The economics profession is in a tizzy. Chief economic adviser Arvind Subramanian’s announcement that he was quitting his post because he was expecting a grandchild in the US in September has bitterly divided economists.

Some have speculated whether there could be other reasons for Subramanian’s exit. An economics student, for instance, wondered aloud whether Arvind Subramanian, Arun Jaitley and Piyush Goyal constitute—what in economics is known as—the impossible trinity. Some believe Goyal to be exogenous variable that upset the general equilibrium. But ceteris paribus, we must take Subramanian at his word.

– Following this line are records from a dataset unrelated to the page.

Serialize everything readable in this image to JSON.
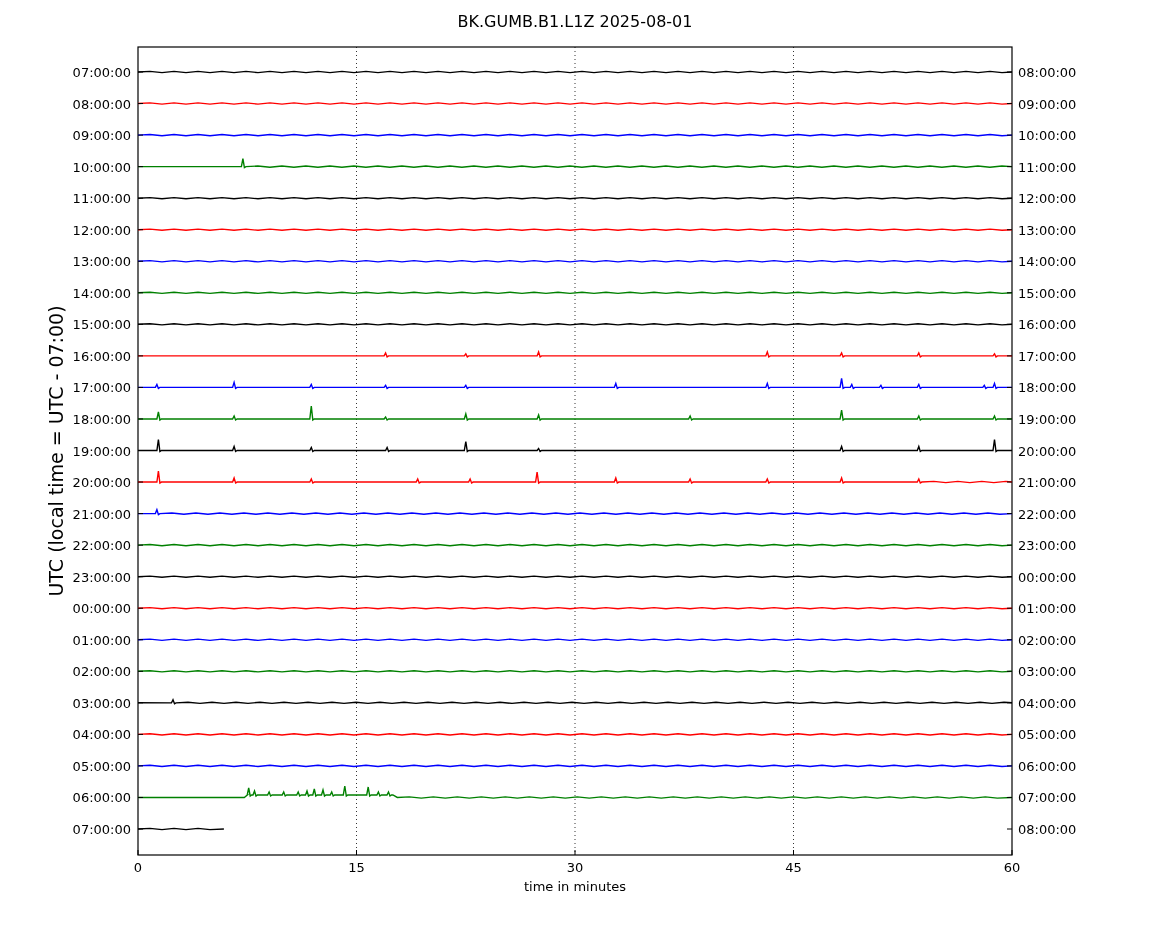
{
  "title": "BK.GUMB.B1.L1Z 2025-08-01",
  "ylabel": "UTC (local time = UTC - 07:00)",
  "xlabel": "time in minutes",
  "xticks": [
    "0",
    "15",
    "30",
    "45",
    "60"
  ],
  "rows": [
    {
      "left": "07:00:00",
      "right": "08:00:00",
      "color": "#000000",
      "kind": "full"
    },
    {
      "left": "08:00:00",
      "right": "09:00:00",
      "color": "#ff0000",
      "kind": "full"
    },
    {
      "left": "09:00:00",
      "right": "10:00:00",
      "color": "#0000ff",
      "kind": "full"
    },
    {
      "left": "10:00:00",
      "right": "11:00:00",
      "color": "#008000",
      "kind": "full"
    },
    {
      "left": "11:00:00",
      "right": "12:00:00",
      "color": "#000000",
      "kind": "full"
    },
    {
      "left": "12:00:00",
      "right": "13:00:00",
      "color": "#ff0000",
      "kind": "full"
    },
    {
      "left": "13:00:00",
      "right": "14:00:00",
      "color": "#0000ff",
      "kind": "full"
    },
    {
      "left": "14:00:00",
      "right": "15:00:00",
      "color": "#008000",
      "kind": "full"
    },
    {
      "left": "15:00:00",
      "right": "16:00:00",
      "color": "#000000",
      "kind": "full"
    },
    {
      "left": "16:00:00",
      "right": "17:00:00",
      "color": "#ff0000",
      "kind": "full"
    },
    {
      "left": "17:00:00",
      "right": "18:00:00",
      "color": "#0000ff",
      "kind": "full"
    },
    {
      "left": "18:00:00",
      "right": "19:00:00",
      "color": "#008000",
      "kind": "full"
    },
    {
      "left": "19:00:00",
      "right": "20:00:00",
      "color": "#000000",
      "kind": "full"
    },
    {
      "left": "20:00:00",
      "right": "21:00:00",
      "color": "#ff0000",
      "kind": "full"
    },
    {
      "left": "21:00:00",
      "right": "22:00:00",
      "color": "#0000ff",
      "kind": "full"
    },
    {
      "left": "22:00:00",
      "right": "23:00:00",
      "color": "#008000",
      "kind": "full"
    },
    {
      "left": "23:00:00",
      "right": "00:00:00",
      "color": "#000000",
      "kind": "full"
    },
    {
      "left": "00:00:00",
      "right": "01:00:00",
      "color": "#ff0000",
      "kind": "full"
    },
    {
      "left": "01:00:00",
      "right": "02:00:00",
      "color": "#0000ff",
      "kind": "full"
    },
    {
      "left": "02:00:00",
      "right": "03:00:00",
      "color": "#008000",
      "kind": "full"
    },
    {
      "left": "03:00:00",
      "right": "04:00:00",
      "color": "#000000",
      "kind": "full"
    },
    {
      "left": "04:00:00",
      "right": "05:00:00",
      "color": "#ff0000",
      "kind": "full"
    },
    {
      "left": "05:00:00",
      "right": "06:00:00",
      "color": "#0000ff",
      "kind": "full"
    },
    {
      "left": "06:00:00",
      "right": "07:00:00",
      "color": "#008000",
      "kind": "full"
    },
    {
      "left": "07:00:00",
      "right": "08:00:00",
      "color": "#000000",
      "kind": "partial"
    }
  ]
}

A guilt-ridden macroeconomist, shedding tears of repentance, regretted he had missed his daughter’s childhood because he was busy giving lectures on free markets. “I thought the invisible hand would take care of it," he sobbed.

But many of his colleagues disagree. “It’s a matter of comparative advantage," said a trade economist. “Does Subramanian think he has a comparative advantage in nappy changing or gurgling and cooing to his grandchild, rather than being a chief economic adviser?" he asked rhetorically. He claimed global productivity would rise if everybody did the things they were good at—economic advisers at dishing out economic advice and baby-sitters at baby-sitting. Adam Smith, he said, was a firm believer in division of labour, subtly adding there is no record of Smith having played with his grandchildren.

It is not only trade theorists who believe Subramanian has made a sub-Pareto-optimal choice. A neoclassical economist wondered whether it was good for children to be around economists. “After all, it IS the dismal science, you know," he cautioned, warning that they could cloud the child’s outlook, making her gloomy and stingy, thus lowering effective demand. “We call it the grandfather’s dilemma," said a game theorist solemnly.

A rational expectations expert said the whole thing was highly irrational. “Subramanian says being the economic adviser to the Indian government is the best job in the world, but he then goes and leaves it for being a grandfather," he said, shaking his head sadly. When I suggested that much depends on the marginal rate of substitution of advising vis-a-vis grandfathering, he aimed an arsenal of algebra at me.

This is not the first time an economist has talked about grandchildren. John Maynard Keynes, who wrote ‘Economic Possibilities for our Grandchildren as far back as 1930, was a pioneer in the field. But a monetarist was quick to rubbish the essay. “That article was silly to think the economic problem would be solved in a hundred years. It proves Keynes knew nothing about either economics or grandchildren," he ranted. He said the best way of keeping Arvind in India was to increase his money supply.

All this discord has led to attempts to find middle ground. A confused economist said being a grandparent may be a necessary, but not a sufficient condition for Arvind. A behavioural economist asserted that talking to children and talking to the government is much the same, because both of them don’t listen.

Some believe playing with a grandchild could strengthen the feel-good factor for economists, which could trickle down and ultimately increase gross domestic product. A free market economist hypothesised that playing with grandchildren would have a mellowing influence and Karl Marx’s Das Kapital may well have enthusiastically endorsed capitalism if he had dandled a child on his knee while writing it.

A policy economist said the need of the hour was grandpaternity leave, which would have allowed Subramanian both to keep his job and do some quality grandparenting.

However, another Subramanian, an anti-Arvind one, tweeted that swadeshi economists with swadeshi grandchildren would not have quit their posts. As for the impact on India, he predicted that India’s GDP would improve after his namesake quits.

While wishing Arvind Subramanian all the best in his new venture, we need to track closely where exactly in the US he finally ends up. As Dave Barry said: “The best baby-sitters, of course, are the baby’s grandparents. You feel completely comfortable entrusting your baby to them for long periods, which is why most grandparents flee to Florida."